La Congregación para la Doctrina de la Fe publicó la «Carta Samaritanus Bonus sobre el cuidado de las personas en las fases críticas y terminales de la vida», que viene a ser un llamado urgente a recuperar el valor que la vida humana tiene en sí misma. En efecto, afirma sin ambages: «La vida es siempre un bien. Esta es una intuición o, más bien, un dato de experiencia, cuya razón profunda el hombre está llamado a comprender».
Podría parecer algo evidente, sin embargo, una de las dolorosas consecuencias de la descristianización masiva de la sociedad, de su secularización radical y vuelta al paganismo, es que pierde el sentido del valor de la vida en sí misma, para valer únicamente con condicionamientos: la vida placentera, la vida útil, la calidad de vida. Es decir, no vale por sí misma, sino por algún añadido y, si carece de él, automáticamente pierde valor. La secularización neopagana resulta totalmente incapaz de encontrar algún sentido al sufrimiento y, cuando no lo puede evitar, opta por terminar abruptamente con la vida.
Aunque el documento apela a la razón, que debería ser capaz de descubrir el valor que la vida tiene en sí misma, deja ver cómo la bruma de la confusión nubla esa misma razón cuando se carece de la óptica de la fe. «Frente a lo inevitable de la enfermedad, sobre todo si es crónica y degenerativa, si falta la fe, el miedo al sufrimiento y a la muerte, y el desánimo que se produce, constituyen hoy en día las causas principales de la tentación de controlar y gestionar la llegada de la muerte». Sin la fe que amplíe a la razón, esta carece de las herramientas para integrar en un conjunto de significado la realidad inevitable del dolor.
La razón necesita de la fe, para asumir en su realismo y crudeza la vida tal como es; si carece de esa «vitamina intelectual», naufraga en su cometido y opta fácilmente por suprimir la vida. La mirada de la fe «es la mirada de quién no pretende apoderarse de la realidad de la vida, sino acogerla así como es, con sus fatigas y sufrimientos, buscando reconocer en la enfermedad un sentido del que dejarse interpelar y «guiar», con la confianza de quien se abandona al Señor de la vida».

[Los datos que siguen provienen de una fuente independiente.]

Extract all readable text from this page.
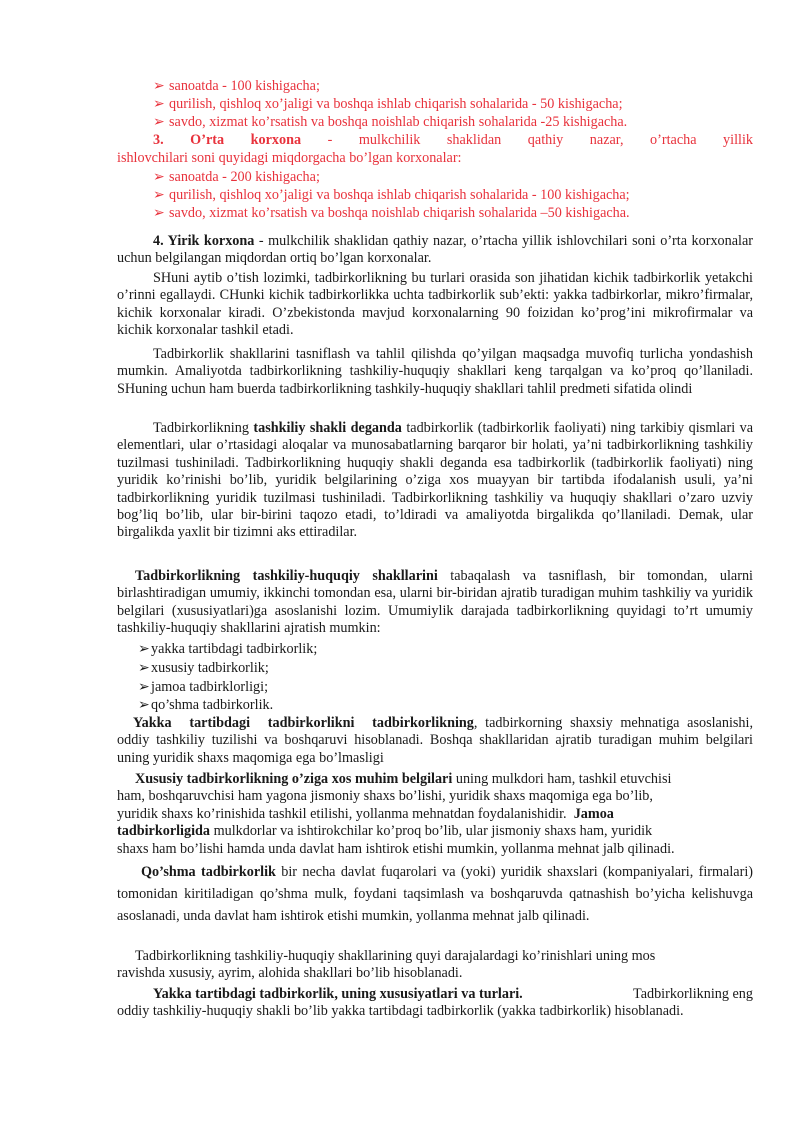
➢ sanoatda - 100 kishigacha;
➢ qurilish, qishloq xo’jaligi va boshqa ishlab chiqarish sohalarida - 50 kishigacha;
➢ savdo, xizmat ko’rsatish va boshqa noishlab chiqarish sohalarida -25 kishigacha.
3. O’rta korxona - mulkchilik shaklidan qathiy nazar, o’rtacha yillik
ishlovchilari soni quyidagi miqdorgacha bo’lgan korxonalar:
➢ sanoatda - 200 kishigacha;
➢ qurilish, qishloq xo’jaligi va boshqa ishlab chiqarish sohalarida - 100 kishigacha;
➢ savdo, xizmat ko’rsatish va boshqa noishlab chiqarish sohalarida –50 kishigacha.
4. Yirik korxona - mulkchilik shaklidan qathiy nazar, o’rtacha yillik ishlovchilari soni o’rta korxonalar uchun belgilangan miqdordan ortiq bo’lgan korxonalar.
SHuni aytib o’tish lozimki, tadbirkorlikning bu turlari orasida son jihatidan kichik tadbirkorlik yetakchi o’rinni egallaydi. CHunki kichik tadbirkorlikka uchta tadbirkorlik sub’ekti: yakka tadbirkorlar, mikro’firmalar, kichik korxonalar kiradi. O’zbekistonda mavjud korxonalarning 90 foizidan ko’prog’ini mikrofirmalar va kichik korxonalar tashkil etadi.
Tadbirkorlik shakllarini tasniflash va tahlil qilishda qo’yilgan maqsadga muvofiq turlicha yondashish mumkin. Amaliyotda tadbirkorlikning tashkiliy-huquqiy shakllari keng tarqalgan va ko’proq qo’llaniladi. SHuning uchun ham buerda tadbirkorlikning tashkily-huquqiy shakllari tahlil predmeti sifatida olindi
Tadbirkorlikning tashkiliy shakli deganda tadbirkorlik (tadbirkorlik faoliyati) ning tarkibiy qismlari va elementlari, ular o’rtasidagi aloqalar va munosabatlarning barqaror bir holati, ya’ni tadbirkorlikning tashkiliy tuzilmasi tushiniladi. Tadbirkorlikning huquqiy shakli deganda esa tadbirkorlik (tadbirkorlik faoliyati) ning yuridik ko’rinishi bo’lib, yuridik belgilarining o’ziga xos muayyan bir tartibda ifodalanish usuli, ya’ni tadbirkorlikning yuridik tuzilmasi tushiniladi. Tadbirkorlikning tashkiliy va huquqiy shakllari o’zaro uzviy bog’liq bo’lib, ular bir-birini taqozo etadi, to’ldiradi va amaliyotda birgalikda qo’llaniladi. Demak, ular birgalikda yaxlit bir tizimni aks ettiradilar.
Tadbirkorlikning tashkiliy-huquqiy shakllarini tabaqalash va tasniflash, bir tomondan, ularni birlashtiradigan umumiy, ikkinchi tomondan esa, ularni bir-biridan ajratib turadigan muhim tashkiliy va yuridik belgilari (xususiyatlari)ga asoslanishi lozim. Umumiylik darajada tadbirkorlikning quyidagi to’rt umumiy tashkiliy-huquqiy shakllarini ajratish mumkin:
➢yakka tartibdagi tadbirkorlik;
➢xususiy tadbirkorlik;
➢jamoa tadbirklorligi;
➢qo’shma tadbirkorlik.
Yakka tartibdagi tadbirkorlikni tadbirkorlikning, tadbirkorning shaxsiy mehnatiga asoslanishi, oddiy tashkiliy tuzilishi va boshqaruvi hisoblanadi. Boshqa shakllaridan ajratib turadigan muhim belgilari uning yuridik shaxs maqomiga ega bo’lmasligi

Xususiy tadbirkorlikning o’ziga xos muhim belgilari uning mulkdori ham, tashkil etuvchisi

ham, boshqaruvchisi ham yagona jismoniy shaxs bo’lishi, yuridik shaxs maqomiga ega bo’lib,

yuridik shaxs ko’rinishida tashkil etilishi, yollanma mehnatdan foydalanishidir. Jamoa

tadbirkorligida mulkdorlar va ishtirokchilar ko’proq bo’lib, ular jismoniy shaxs ham, yuridik

shaxs ham bo’lishi hamda unda davlat ham ishtirok etishi mumkin, yollanma mehnat jalb qilinadi.

Qo’shma tadbirkorlik bir necha davlat fuqarolari va (yoki) yuridik shaxslari (kompaniyalari, firmalari) tomonidan kiritiladigan qo’shma mulk, foydani taqsimlash va boshqaruvda qatnashish bo’yicha kelishuvga asoslanadi, unda davlat ham ishtirok etishi mumkin, yollanma mehnat jalb qilinadi.

Tadbirkorlikning tashkiliy-huquqiy shakllarining quyi darajalardagi ko’rinishlari uning mos

ravishda xususiy, ayrim, alohida shakllari bo’lib hisoblanadi.

Yakka tartibdagi tadbirkorlik, uning xususiyatlari va turlari.	Tadbirkorlikning eng

oddiy tashkiliy-huquqiy shakli bo’lib yakka tartibdagi tadbirkorlik (yakka tadbirkorlik) hisoblanadi.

La realidad de la eutanasia y del suicidio asistido muestran en toda su crudeza la precariedad del valor de la vida humana cuando el hombre prescinde voluntariamente de Dios. Son el fruto maduro de una sociedad secularizada y paganizada, donde la vida carece de sentido en sí misma, solo vale el goce que pueda producir. «La muerte puede convertirse en ocasión de una esperanza más grande, gracias a la fe…, el dolor es existencialmente soportable solo donde existe la esperanza. La esperanza que Cristo transmite al que sufre y al enfermo es la de su presencia, de su real cercanía. La esperanza no es solo un esperar por un futuro mejor, es una mirada sobre el presente, que lo llena de significado».
Resulta patente cómo necesitamos de la fe para redescubrir el valor de la vida. El texto cita, de forma elocuente la reciente «Declaración conjunta de las Religiones Monoteístas Abrahámicas sobre las cuestiones del final de la vida«, en la que judíos, musulmanes y cristianos se oponen «a cualquier forma de eutanasia —que es el acto directo, deliberado e intencional de quitar la vida – así como al suicidio médicamente asistido – que es el apoyo directo, deliberado e intencional para suicidarse porque contradicen fundamentalmente el valor inalienable de la vida humana». La fe amplía la razón, la fe defiende la vida, cuando la sociedad carece de fe, pierde este firme apoyo.